Song Liang, a senior analyst in the dairy industry, said, “In recent years, companies have faced relatively heavy operating pressure. For some listed companies, in order to maintain revenue growth, they may ‘increase’ revenue or ‘reduce’ costs in financial reporting. For example, accelerating depreciation of fixed assets can make net profit appear larger.”
Growth predicament
After Xinsheng Group became the controlling shareholder in 2021, Weiwei Co., Ltd., as a leading listed company in plant-based beverage products, proposed a strategy of “ecological agriculture, large food supply, and large food products,” attempting to use a ‘dual-engine drive’: while expanding liquid soy milk, it also sought to develop grain acquisition, warehousing, processing, trading, and healthy food production.
According to the official website of Weiwei Co., Ltd., it has cooperated successively with large grain enterprises in China and abroad. In the Huaihai economic region, the main wheat-producing area; in Yunan, the main small peanut-producing area; in Heilongjiang Suining, the main non-GMO soybean-producing area; and in Jiamusi, a high-quality rice-producing area, it established modern grain logistics parks to form a modern comprehensive grain industrial park integrating collection, storage, processing, and trading. In 2019, the Weiwei Grain Logistics Industrial Park located in Xuzhou was approved as a provincial-level grain logistics park in Jiangsu Province.
Regarding Xinsheng Group’s investment, Weiwei Co., Ltd. previously stated that since Xinsheng Group’s entry, it has coordinated its own high-quality resources, leveraged synergy with the company’s business development, and enhanced the company’s core competitiveness. By establishing food and beverage and modern agriculture industrial investment funds in cooperation with Xinsheng Group and Guolian Investment, with Weiwei Co., Ltd.’s principal business, the upstream and downstream of its industrial chain, and its future strategic plans at the core, the company focuses on key investments in areas such as food and beverage, new consumption, and agriculture.
It is noteworthy that in recent years, the performance of four industry giants—Weiwei Co., Ltd., Chengde LuLu, Yangyuan Beverage, and Huanlejia—whose main business is plant-based beverages has all been “not great.” According to financial reports, in 2025, Huanlejia achieved revenue of approximately RMB1.5 billion, down 19.11% year over year; and realized net profit attributable to shareholders of approximately RMB44.17 million, down 70.03% year over year.
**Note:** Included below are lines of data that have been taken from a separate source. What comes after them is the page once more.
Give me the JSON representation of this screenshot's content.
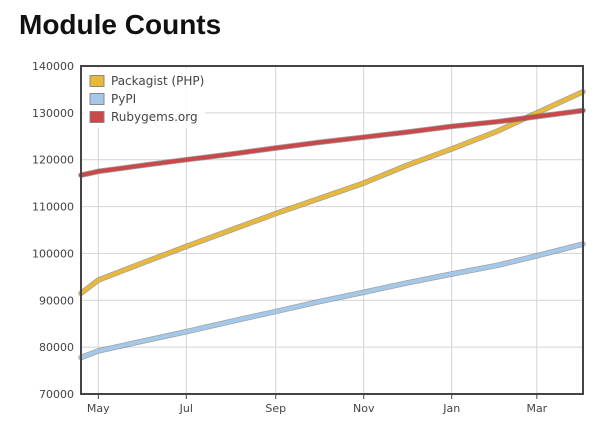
{
  "chart_data": {
    "type": "line",
    "title": "Module Counts",
    "xlabel": "",
    "ylabel": "",
    "ylim": [
      70000,
      140000
    ],
    "xlim": [
      "2012-04-19",
      "2013-04-02"
    ],
    "y_ticks": [
      70000,
      80000,
      90000,
      100000,
      110000,
      120000,
      130000,
      140000
    ],
    "x_ticks": [
      {
        "label": "May",
        "date": "2012-05-01"
      },
      {
        "label": "Jul",
        "date": "2012-07-01"
      },
      {
        "label": "Sep",
        "date": "2012-09-01"
      },
      {
        "label": "Nov",
        "date": "2012-11-01"
      },
      {
        "label": "Jan",
        "date": "2013-01-01"
      },
      {
        "label": "Mar",
        "date": "2013-03-01"
      }
    ],
    "grid": true,
    "legend": {
      "position": "top-left"
    },
    "series": [
      {
        "name": "Packagist (PHP)",
        "color": "#e8b83a",
        "x": [
          "2012-04-19",
          "2012-05-01",
          "2012-06-01",
          "2012-07-01",
          "2012-08-01",
          "2012-09-01",
          "2012-10-01",
          "2012-11-01",
          "2012-12-01",
          "2013-01-01",
          "2013-02-01",
          "2013-03-01",
          "2013-04-02"
        ],
        "y": [
          91500,
          94300,
          98000,
          101500,
          105000,
          108500,
          111700,
          115000,
          118800,
          122300,
          126000,
          130000,
          134500
        ]
      },
      {
        "name": "PyPI",
        "color": "#a4c8ea",
        "x": [
          "2012-04-19",
          "2012-05-01",
          "2012-06-01",
          "2012-07-01",
          "2012-08-01",
          "2012-09-01",
          "2012-10-01",
          "2012-11-01",
          "2012-12-01",
          "2013-01-01",
          "2013-02-01",
          "2013-03-01",
          "2013-04-02"
        ],
        "y": [
          77800,
          79200,
          81300,
          83300,
          85500,
          87600,
          89700,
          91700,
          93700,
          95600,
          97400,
          99500,
          102000
        ]
      },
      {
        "name": "Rubygems.org",
        "color": "#c9494a",
        "x": [
          "2012-04-19",
          "2012-05-01",
          "2012-06-01",
          "2012-07-01",
          "2012-08-01",
          "2012-09-01",
          "2012-10-01",
          "2012-11-01",
          "2012-12-01",
          "2013-01-01",
          "2013-02-01",
          "2013-03-01",
          "2013-04-02"
        ],
        "y": [
          116700,
          117500,
          118800,
          120000,
          121200,
          122500,
          123700,
          124800,
          125900,
          127100,
          128100,
          129200,
          130500
        ]
      }
    ]
  }
}
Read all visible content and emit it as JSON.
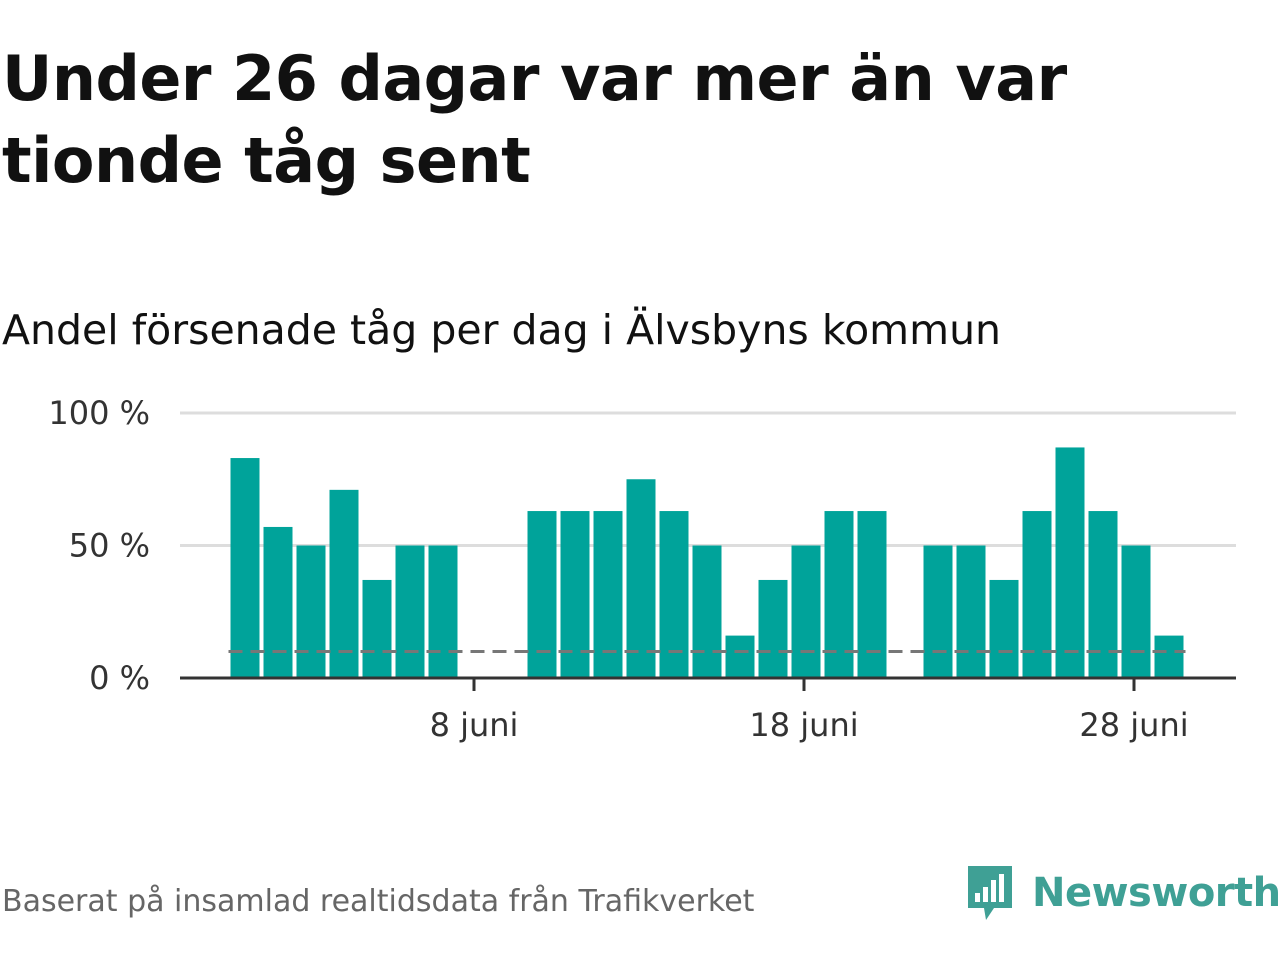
{
  "chart_data": {
    "type": "bar",
    "title": "Under 26 dagar var mer än var tionde tåg sent",
    "subtitle": "Andel försenade tåg per dag i Älvsbyns kommun",
    "x": [
      1,
      2,
      3,
      4,
      5,
      6,
      7,
      8,
      9,
      10,
      11,
      12,
      13,
      14,
      15,
      16,
      17,
      18,
      19,
      20,
      21,
      22,
      23,
      24,
      25,
      26,
      27,
      28,
      29
    ],
    "x_ticks": [
      8,
      18,
      28
    ],
    "x_tick_labels": [
      "8 juni",
      "18 juni",
      "28 juni"
    ],
    "values": [
      83,
      57,
      50,
      71,
      37,
      50,
      50,
      null,
      null,
      63,
      63,
      63,
      75,
      63,
      50,
      16,
      37,
      50,
      63,
      63,
      null,
      50,
      50,
      37,
      63,
      87,
      63,
      50,
      16
    ],
    "reference_line": 10,
    "y_ticks": [
      0,
      50,
      100
    ],
    "y_tick_labels": [
      "0 %",
      "50 %",
      "100 %"
    ],
    "ylim": [
      0,
      100
    ],
    "grid": true,
    "colors": {
      "bar": "#00a39a",
      "grid": "#dddddd",
      "axis": "#333333",
      "reference": "#777777"
    }
  },
  "footer": {
    "source": "Baserat på insamlad realtidsdata från Trafikverket",
    "brand": "Newsworthy",
    "brand_color": "#3fa095"
  },
  "icons": {
    "logo": "newsworthy-logo-icon"
  }
}
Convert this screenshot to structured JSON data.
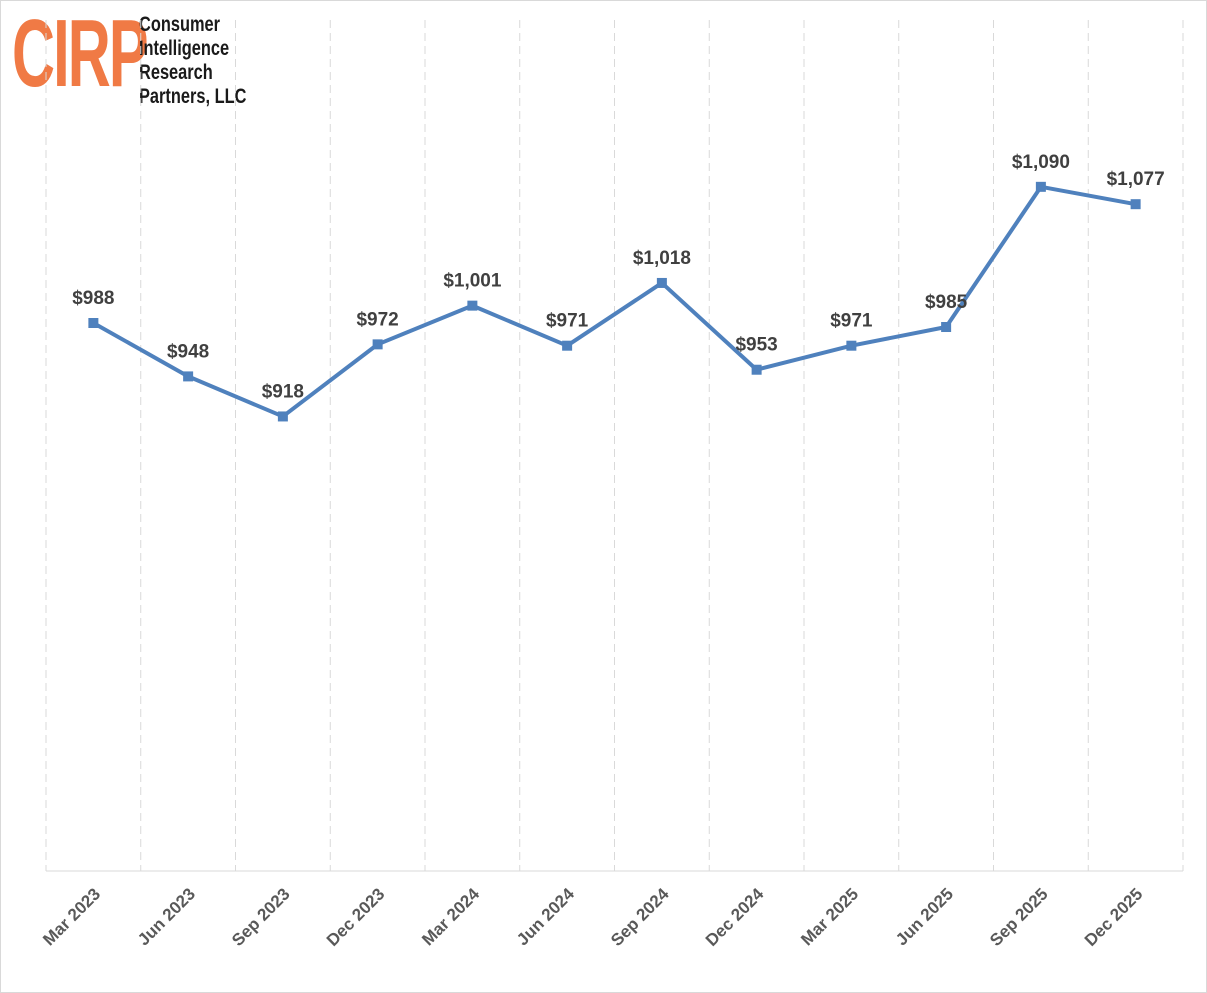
{
  "logo": {
    "mark": "CIRP",
    "lines": [
      "Consumer",
      "Intelligence",
      "Research",
      "Partners, LLC"
    ]
  },
  "chart_data": {
    "type": "line",
    "categories": [
      "Mar 2023",
      "Jun 2023",
      "Sep 2023",
      "Dec 2023",
      "Mar 2024",
      "Jun 2024",
      "Sep 2024",
      "Dec 2024",
      "Mar 2025",
      "Jun 2025",
      "Sep 2025",
      "Dec 2025"
    ],
    "series": [
      {
        "values": [
          988,
          948,
          918,
          972,
          1001,
          971,
          1018,
          953,
          971,
          985,
          1090,
          1077
        ],
        "labels": [
          "$988",
          "$948",
          "$918",
          "$972",
          "$1,001",
          "$971",
          "$1,018",
          "$953",
          "$971",
          "$985",
          "$1,090",
          "$1,077"
        ],
        "color": "#4f81bd"
      }
    ],
    "title": "",
    "xlabel": "",
    "ylabel": "",
    "ylim": [
      600,
      1200
    ],
    "grid": "vertical dashed",
    "legend": "none"
  }
}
In the first three quarters of 2025, Chengde LuLu achieved revenue of approximately RMB1.956 billion, down 9.42% year over year; and realized net profit attributable to shareholders of approximately RMB384 million, down 8.47% year over year. In the first three quarters of 2025, Yangyuan Beverage achieved revenue of approximately RMB3.905 billion, down 7.64% year over year; and realized net profit attributable to shareholders of approximately RMB1.119 billion, down 8.95% year over year. Weiwei Co., Ltd. in particular has seen consecutive five-year revenue declines from 2020 to 2024. In the first three quarters of 2025, its revenue was approximately RMB2.388 billion, down 11.2% year over year; and its net profit attributable to shareholders was approximately RMB241 million, down 1.93% year over year.
Song Liang said, “When revenue declines in plant-based beverage companies happen, first, due to the fragmentation of channels, consumers are trending toward personalization and scenarization, and some private brands are developing rapidly. Second, ready-to-drink (made-to-order) products are replacing traditional standardized products. For a traditional manufacturing-oriented enterprise like Weiwei Co., Ltd., there are only two ways to increase revenue—exploring new opportunities—but currently it appears to be very difficult to do so.”